Chcielibyśmy zobaczyć obecnie, jak jest to uregulowane w społecznościach, w których nie tylko nie ma władzy państwowej, ale brak jest takich prostych form władzy, jak instytucja wodza, sądu plemiennego czy stowarzyszenia wojowników. Interesują nas społeczeństwa najprostsze, tj. spełniające jednocześnie dwa warunki: 1) opierające byt materialny na przyswajaniu sobie poprzez łowiectwo oraz zbieractwo gotowych wytworów natury i 2) proste organizacyjnie, bo istniejące przede wszystkim w formie społeczności lokalnych złożonych z poszczególnych grup rodzinnych i pozbawionych zinstytucjonalizowanej władzy.

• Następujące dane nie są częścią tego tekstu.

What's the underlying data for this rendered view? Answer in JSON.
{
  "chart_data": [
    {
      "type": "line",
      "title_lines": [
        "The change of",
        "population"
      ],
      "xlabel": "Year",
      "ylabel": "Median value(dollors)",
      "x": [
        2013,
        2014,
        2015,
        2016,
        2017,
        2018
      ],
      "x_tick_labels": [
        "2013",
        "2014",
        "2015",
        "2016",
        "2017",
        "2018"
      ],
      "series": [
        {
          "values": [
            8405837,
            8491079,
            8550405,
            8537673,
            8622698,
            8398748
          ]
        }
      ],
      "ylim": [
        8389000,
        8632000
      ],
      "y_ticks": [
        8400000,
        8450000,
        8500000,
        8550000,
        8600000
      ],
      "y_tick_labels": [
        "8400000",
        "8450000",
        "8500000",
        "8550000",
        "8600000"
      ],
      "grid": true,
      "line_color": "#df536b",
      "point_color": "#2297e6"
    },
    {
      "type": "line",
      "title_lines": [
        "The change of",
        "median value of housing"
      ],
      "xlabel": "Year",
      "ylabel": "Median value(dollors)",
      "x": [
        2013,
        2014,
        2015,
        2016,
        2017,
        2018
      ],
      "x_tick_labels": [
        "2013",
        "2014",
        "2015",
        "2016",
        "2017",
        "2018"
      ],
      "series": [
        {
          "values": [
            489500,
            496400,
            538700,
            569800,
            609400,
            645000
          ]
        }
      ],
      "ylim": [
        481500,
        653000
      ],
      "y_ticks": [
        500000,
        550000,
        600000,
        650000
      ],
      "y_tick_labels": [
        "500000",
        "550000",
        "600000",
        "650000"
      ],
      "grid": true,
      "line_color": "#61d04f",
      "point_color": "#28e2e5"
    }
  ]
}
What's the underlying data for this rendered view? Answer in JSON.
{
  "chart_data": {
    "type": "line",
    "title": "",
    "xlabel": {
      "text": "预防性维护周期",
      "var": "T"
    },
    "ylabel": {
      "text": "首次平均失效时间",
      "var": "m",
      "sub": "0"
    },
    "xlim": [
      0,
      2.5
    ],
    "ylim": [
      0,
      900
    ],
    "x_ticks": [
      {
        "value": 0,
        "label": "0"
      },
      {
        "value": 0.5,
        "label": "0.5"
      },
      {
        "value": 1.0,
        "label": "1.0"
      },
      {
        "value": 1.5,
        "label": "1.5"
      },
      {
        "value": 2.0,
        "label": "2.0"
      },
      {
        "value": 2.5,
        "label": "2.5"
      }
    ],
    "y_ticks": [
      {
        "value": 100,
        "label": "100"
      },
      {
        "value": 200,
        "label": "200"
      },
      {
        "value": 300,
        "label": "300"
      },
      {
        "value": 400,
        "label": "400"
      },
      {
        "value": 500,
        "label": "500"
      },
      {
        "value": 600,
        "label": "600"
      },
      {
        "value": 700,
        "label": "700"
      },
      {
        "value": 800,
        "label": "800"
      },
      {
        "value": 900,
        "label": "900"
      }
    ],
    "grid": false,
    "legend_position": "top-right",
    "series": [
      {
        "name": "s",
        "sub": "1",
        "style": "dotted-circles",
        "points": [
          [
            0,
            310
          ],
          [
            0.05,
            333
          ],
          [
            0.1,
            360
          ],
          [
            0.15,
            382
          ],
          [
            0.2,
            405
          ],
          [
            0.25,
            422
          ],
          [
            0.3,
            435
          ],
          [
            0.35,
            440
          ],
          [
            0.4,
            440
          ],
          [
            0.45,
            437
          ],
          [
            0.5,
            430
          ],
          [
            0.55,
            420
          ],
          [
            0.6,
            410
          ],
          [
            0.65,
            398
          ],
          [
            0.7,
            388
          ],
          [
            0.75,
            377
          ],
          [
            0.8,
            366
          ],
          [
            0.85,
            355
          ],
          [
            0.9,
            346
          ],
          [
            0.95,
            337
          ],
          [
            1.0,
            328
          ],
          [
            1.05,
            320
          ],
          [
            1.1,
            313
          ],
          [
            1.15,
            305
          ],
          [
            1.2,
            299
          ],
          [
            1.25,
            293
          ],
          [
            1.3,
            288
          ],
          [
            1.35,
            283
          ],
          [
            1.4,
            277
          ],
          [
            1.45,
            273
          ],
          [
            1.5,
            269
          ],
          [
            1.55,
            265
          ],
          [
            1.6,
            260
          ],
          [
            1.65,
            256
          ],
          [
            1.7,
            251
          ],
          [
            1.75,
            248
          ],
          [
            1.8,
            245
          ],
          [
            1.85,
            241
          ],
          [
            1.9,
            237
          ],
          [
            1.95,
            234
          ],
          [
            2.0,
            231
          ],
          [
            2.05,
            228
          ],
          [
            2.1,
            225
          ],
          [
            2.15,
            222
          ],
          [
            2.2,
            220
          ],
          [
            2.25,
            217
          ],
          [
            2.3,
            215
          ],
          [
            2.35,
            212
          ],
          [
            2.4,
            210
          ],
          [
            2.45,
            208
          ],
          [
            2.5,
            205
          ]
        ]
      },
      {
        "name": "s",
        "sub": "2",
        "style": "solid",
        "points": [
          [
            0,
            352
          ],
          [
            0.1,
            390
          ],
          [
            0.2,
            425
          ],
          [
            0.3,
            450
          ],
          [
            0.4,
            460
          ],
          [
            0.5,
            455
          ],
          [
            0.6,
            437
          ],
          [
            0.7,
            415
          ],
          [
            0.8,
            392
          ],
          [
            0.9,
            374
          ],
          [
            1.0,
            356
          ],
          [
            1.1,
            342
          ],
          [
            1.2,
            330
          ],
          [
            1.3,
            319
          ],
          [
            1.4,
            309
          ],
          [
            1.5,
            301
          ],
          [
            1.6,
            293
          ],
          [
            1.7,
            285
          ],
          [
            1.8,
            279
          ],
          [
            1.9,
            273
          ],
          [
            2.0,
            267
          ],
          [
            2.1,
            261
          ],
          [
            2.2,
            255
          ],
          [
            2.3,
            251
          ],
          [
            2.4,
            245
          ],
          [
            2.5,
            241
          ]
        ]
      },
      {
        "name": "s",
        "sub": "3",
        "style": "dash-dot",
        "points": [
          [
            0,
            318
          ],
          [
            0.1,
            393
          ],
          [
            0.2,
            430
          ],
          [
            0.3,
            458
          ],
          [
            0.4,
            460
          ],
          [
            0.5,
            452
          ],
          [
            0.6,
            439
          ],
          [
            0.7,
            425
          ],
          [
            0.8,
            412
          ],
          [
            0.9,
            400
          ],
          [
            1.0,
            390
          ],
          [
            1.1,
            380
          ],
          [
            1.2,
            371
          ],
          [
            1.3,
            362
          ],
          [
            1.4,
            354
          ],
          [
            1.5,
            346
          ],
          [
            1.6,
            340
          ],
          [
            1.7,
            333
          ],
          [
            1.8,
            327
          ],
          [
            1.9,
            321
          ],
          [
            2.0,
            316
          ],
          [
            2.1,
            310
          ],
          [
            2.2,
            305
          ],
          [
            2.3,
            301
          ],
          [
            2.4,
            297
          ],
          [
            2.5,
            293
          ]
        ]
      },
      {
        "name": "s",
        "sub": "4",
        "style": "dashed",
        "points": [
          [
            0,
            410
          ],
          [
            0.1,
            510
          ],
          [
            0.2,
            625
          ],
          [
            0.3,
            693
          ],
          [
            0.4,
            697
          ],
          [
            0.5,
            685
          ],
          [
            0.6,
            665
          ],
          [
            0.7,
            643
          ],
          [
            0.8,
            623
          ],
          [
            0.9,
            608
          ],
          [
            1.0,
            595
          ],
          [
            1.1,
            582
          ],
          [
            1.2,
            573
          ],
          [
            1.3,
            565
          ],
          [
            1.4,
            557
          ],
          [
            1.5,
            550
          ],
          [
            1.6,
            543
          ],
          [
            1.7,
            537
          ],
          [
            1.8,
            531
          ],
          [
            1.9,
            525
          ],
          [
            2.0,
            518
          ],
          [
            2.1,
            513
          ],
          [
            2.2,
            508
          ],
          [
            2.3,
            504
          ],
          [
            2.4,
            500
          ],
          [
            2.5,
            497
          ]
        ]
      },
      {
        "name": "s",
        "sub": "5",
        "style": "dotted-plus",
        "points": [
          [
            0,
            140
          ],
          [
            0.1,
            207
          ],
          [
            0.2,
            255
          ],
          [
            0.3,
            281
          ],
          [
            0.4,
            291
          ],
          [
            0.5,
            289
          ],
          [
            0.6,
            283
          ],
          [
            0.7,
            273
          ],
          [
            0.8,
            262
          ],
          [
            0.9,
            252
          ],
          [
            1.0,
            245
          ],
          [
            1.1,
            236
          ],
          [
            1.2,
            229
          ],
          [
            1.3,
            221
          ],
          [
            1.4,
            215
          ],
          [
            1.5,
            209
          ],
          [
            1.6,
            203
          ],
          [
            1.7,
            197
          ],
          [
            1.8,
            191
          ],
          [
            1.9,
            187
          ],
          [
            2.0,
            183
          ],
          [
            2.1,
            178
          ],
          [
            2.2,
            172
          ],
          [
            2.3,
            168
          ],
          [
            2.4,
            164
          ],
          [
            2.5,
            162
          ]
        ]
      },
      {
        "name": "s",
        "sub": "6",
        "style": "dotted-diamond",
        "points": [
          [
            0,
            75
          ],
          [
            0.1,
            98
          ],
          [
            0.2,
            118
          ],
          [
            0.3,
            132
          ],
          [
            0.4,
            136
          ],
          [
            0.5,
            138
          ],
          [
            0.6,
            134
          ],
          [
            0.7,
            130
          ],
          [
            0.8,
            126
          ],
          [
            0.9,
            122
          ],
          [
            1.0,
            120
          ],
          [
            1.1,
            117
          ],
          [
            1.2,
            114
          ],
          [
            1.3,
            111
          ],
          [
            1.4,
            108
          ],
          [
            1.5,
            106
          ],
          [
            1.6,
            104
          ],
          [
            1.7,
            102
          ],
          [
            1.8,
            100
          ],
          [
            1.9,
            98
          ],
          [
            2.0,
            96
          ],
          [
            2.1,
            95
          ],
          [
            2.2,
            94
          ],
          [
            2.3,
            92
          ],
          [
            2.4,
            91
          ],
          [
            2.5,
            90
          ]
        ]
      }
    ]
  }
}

Czy w najprostszym typie społeczeństw ludzkich spotykamy się z Ładem Świadomym, a nie wynikającym tylko z identyczności przeżyć, doświadczeń i zachowań wszystkich uczestników społeczeństwa z osobna, tj. z Ładem Mechanicznym? Czy istnieje tam zjawisko kontroli zachowań (w szerszym sensie) przez otoczenie, a jeśli tak, to jakie są jej formy i jakie warunki?
Istnieje możliwość uporządkowanego współżycia i współdziałania ludzkiego w warunkach braku nadrzędnej struktury przymusu. Brak przymusu powoduje, że u podstaw naturalnego współżycia społecznego trzeba szukać innych powodów niż ścisła_ kontrola publiczna oparta o władzę - jakie są te powody?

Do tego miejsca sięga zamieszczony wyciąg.